- The paper presents a novel DEN that dynamically adjusts its capacity for lifelong learning on sequential tasks.
- It leverages selective retraining, dynamic expansion, and neuron duplication to efficiently share and preserve knowledge while mitigating negative transfer.
- Experimental results on benchmarks like MNIST-Variation and CIFAR-100 show DEN achieves near batch-trained accuracy using only 18% to 60% of the parameters of conventional models.
Lifelong Learning with Dynamically Expandable Networks
In the domain of lifelong learning within deep neural networks, the paper proposes a novel architecture called Dynamically Expandable Network (DEN). The paramount innovation of DEN lies in its ability to decide network capacity dynamically during training on sequential tasks, effectively learning a compact and overlapping knowledge-sharing structure among tasks. This method is distinct in that it combines selective retraining, dynamic network expansion, and strategies to prevent semantic drift, thus addressing many challenges associated with lifelong learning.
Overview of DEN
DEN operates by initially training on a sparse network structure, where only relevant parts are selectively retrained for subsequent tasks. This partial retraining is computationally efficient and mitigates the negative transfer often seen with complete retraining systems. Furthermore, when the existing network capacity is insufficient for new tasks, DEN expands dynamically, adding only the necessary units, thus maintaining a balance between model complexity and performance.

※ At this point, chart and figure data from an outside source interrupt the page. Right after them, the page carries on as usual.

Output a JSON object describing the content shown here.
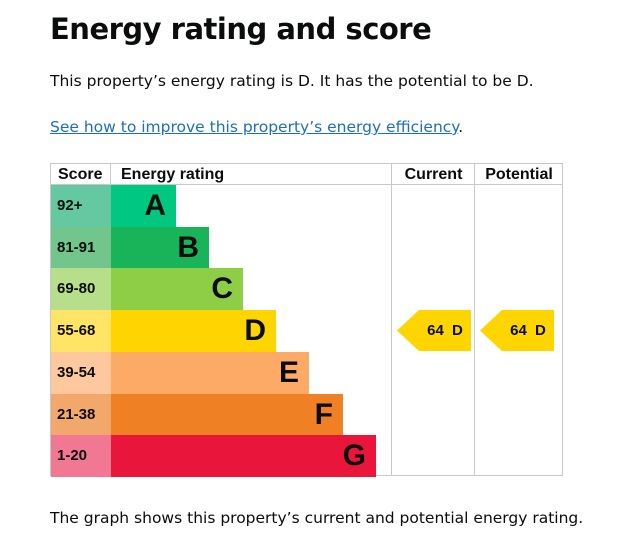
{
  "title": "Energy rating and score",
  "intro": "This property’s energy rating is D. It has the potential to be D.",
  "link": "See how to improve this property’s energy efficiency",
  "link_suffix": ".",
  "footer": "The graph shows this property’s current and potential energy rating.",
  "chart": {
    "headers": {
      "score": "Score",
      "rating": "Energy rating",
      "current": "Current",
      "potential": "Potential"
    },
    "bands": [
      {
        "score": "92+",
        "letter": "A",
        "color": "#00c781",
        "score_color": "#64c8a0"
      },
      {
        "score": "81-91",
        "letter": "B",
        "color": "#19b459",
        "score_color": "#72c68c"
      },
      {
        "score": "69-80",
        "letter": "C",
        "color": "#8dce46",
        "score_color": "#b7de8b"
      },
      {
        "score": "55-68",
        "letter": "D",
        "color": "#ffd500",
        "score_color": "#ffe466"
      },
      {
        "score": "39-54",
        "letter": "E",
        "color": "#fcaa65",
        "score_color": "#fdc89e"
      },
      {
        "score": "21-38",
        "letter": "F",
        "color": "#ef8023",
        "score_color": "#f3a86b"
      },
      {
        "score": "1-20",
        "letter": "G",
        "color": "#e9153b",
        "score_color": "#f07892"
      }
    ],
    "current": {
      "label": "64 D",
      "score": 64,
      "band": "D"
    },
    "potential": {
      "label": "64 D",
      "score": 64,
      "band": "D"
    }
  }
}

Key components of the DEN include:
- Selective Retraining: Rather than retraining the entire network, DEN identifies and retrains only the relevant subnetworks, significantly reducing computational overheads and improving task performance due to reduced negative transfer.
- Dynamic Network Expansion: The network grows its capacity accordingly when new tasks cannot be sufficiently represented by the existing neurons. This is efficiently managed through group sparsity regularization, ensuring that only useful neurons are retained.
- Network Split/Duplication: To overcome semantic drift, neurons that drastically change their meaning across tasks are duplicated, preserving the learned features specific to earlier tasks while allowing new tasks to reshape the network as needed.
- Timestamped Inference: New units introduced at a particular task stage are timestamped, ensuring older tasks do not inadvertently use newer units, thereby preventing semantic drift.
Experimental Validation
The performance of DEN was assessed on multiple datasets including MNIST-Variation, CIFAR-100, and AWA. DEN demonstrated superior performance compared to other lifelong learning models, achieving nearly the same level of accuracy as batch-trained models but with a fraction of the network capacity. For instance, DEN used only 18.0%, 60.3%, and 11.9% of the parameters compared to DNN-STL on MNIST-Variation, CIFAR-100, and AWA respectively.
Moreover, fine-tuning DEN models on all tasks resulted in higher performance gains, confirming its utility in optimal structure estimation even in scenarios where batch training is an option.
Implications and Future Developments
The practical implications of DEN are substantial for dynamic real-world applications such as autonomous driving or robotics, where continuous learning from sequential tasks is critical. Theoretically, DEN introduces a robust paradigm for balancing between memory efficiency and learning capacity in neural networks.
Future research could delve into more sophisticated mechanisms for network expansion and pruning, ensuring continual improvement in both efficiency and performance. Additionally, exploring the integration of DEN with other forms of adaptive machine learning systems, such as reinforcement learning frameworks, could further enhance the adaptability and utility of lifelong learning models.
Through strategic innovations in selective retraining, dynamic network capacity expansion, and effective semantic drift prevention, DEN presents a significant advancement in the field of lifelong learning, validating its efficacy across diverse datasets and application scenarios.